India's construction sector is set to contribute $1 trillion to the economy by 2030.

- ASUTOSH KATYAL

SMART INFRASTRUCTURE STARTS WITH SMART LABOUR MANAGEMENT

Urban growth, infrastructure needs, and rising demand for data centers, healthcare facilities, logistics hubs, and housing are all pushing this sector forward. But ambition alone does not deliver projects. Execution does. And execution depends heavily on a part of construction that has long been overlooked—labor management.

Despite decades of innovation in materials, machinery, and design software, the actual deployment of labor, critical to any project, has remained in outdated, manual processes. Contractors still rely on phone calls to locate available labor. Daily attendance and productivity updates are scribbled on paper. Also, many workers who are skilled and ready remain unemployed.
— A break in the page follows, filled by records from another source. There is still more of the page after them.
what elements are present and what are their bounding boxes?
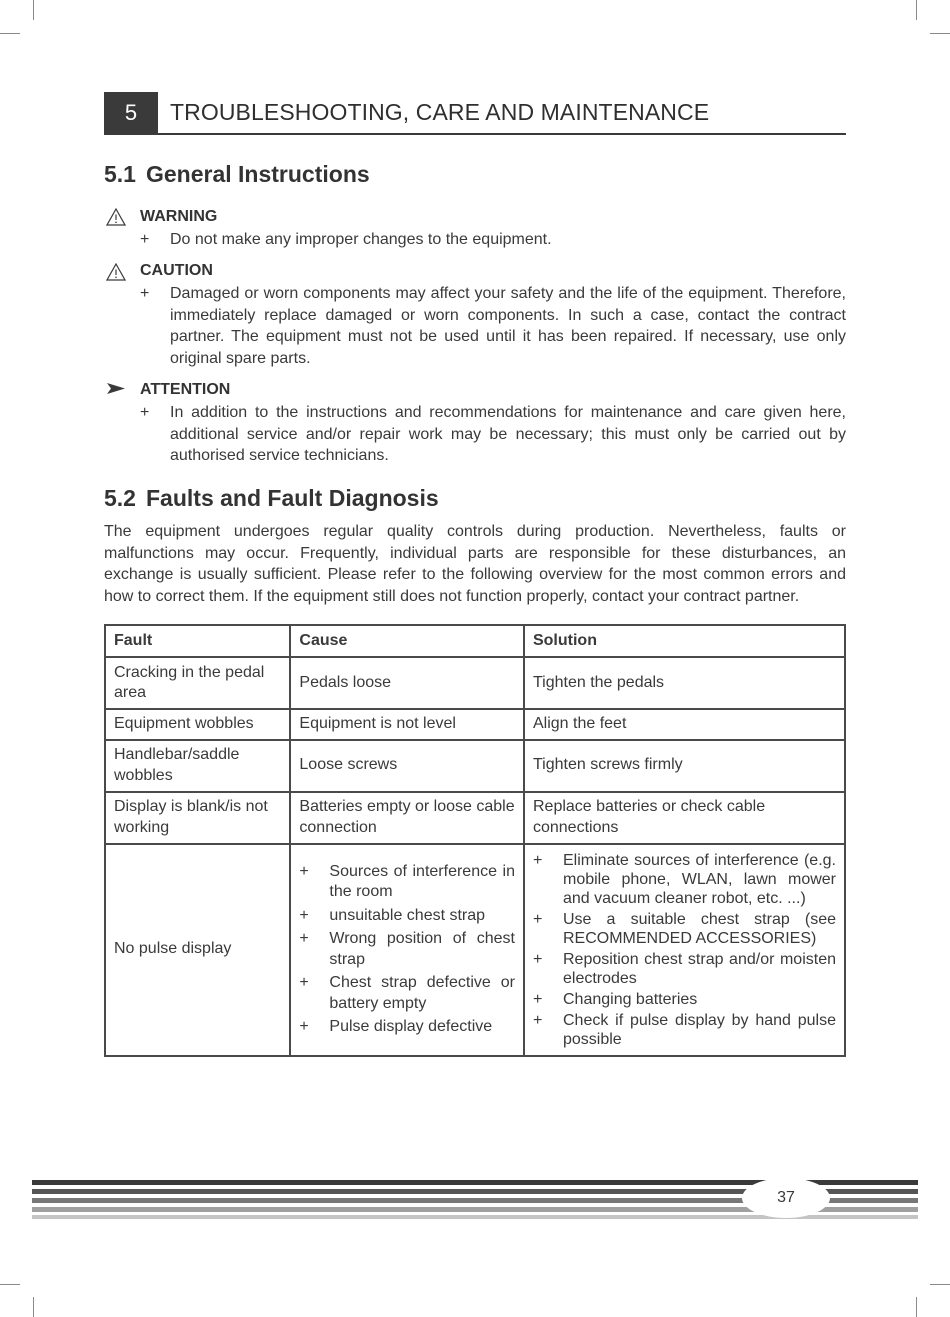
solution-text: Use a suitable chest strap (see RECOMMENDED ACCESSORIES)	[562, 910, 836, 947]
crop-mark	[33, 0, 34, 20]
list-item	[299, 973, 515, 1014]
bullet-plus: +	[532, 950, 543, 968]
bullet-plus: +	[140, 285, 150, 302]
section-number: 5.2	[104, 485, 136, 511]
list-item	[533, 910, 836, 948]
attention-label: ATTENTION	[140, 381, 231, 398]
cause-text: unsuitable chest strap	[329, 906, 486, 924]
bullet-plus: +	[140, 404, 150, 421]
bullet-plus: +	[532, 990, 543, 1008]
warning-label: WARNING	[140, 208, 218, 225]
warning-text: Do not make any improper changes to the equipment.	[170, 231, 552, 248]
section-heading-general-instructions	[104, 161, 370, 188]
caution-text: Damaged or worn components may affect your safety and the life of the equipment. Therefore, immediately replace damaged or worn components. In such a case, contact the contract partner. The equipment must not be used until it has been repaired. If necessary, use only original spare parts.	[170, 285, 846, 367]
solution-cell: Align the feet	[524, 709, 845, 740]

We are now seeing that the fastest gains in construction efficiency do not always come from cranes or concrete tech. They come from how well people are organized and empowered on-site.

What Traditional Labor Management Lacks: Construction workforces are inherently fluid. Projects open and close across locations, requiring a steady shuffle of skilled and semiskilled labor. Add to this the complexities of compliance, safety, and real-time coordination, and it's clear why project delays are common. According to the Ministry of Statistics and Programme Implementation, 779 out of 1,873 active infrastructure projects are currently delayed. Some causes are unavoidable, such as land clearances, legal disputes, but many are preventable. Unstructured communication, fragmented workflows, and lack of real-time visibility are avoidable barriers. The existing system is inflicted with inefficiencies: Contractors often cannot locate skilled workers when needed.

Workers remain unemployed for weeks despite having the right skills.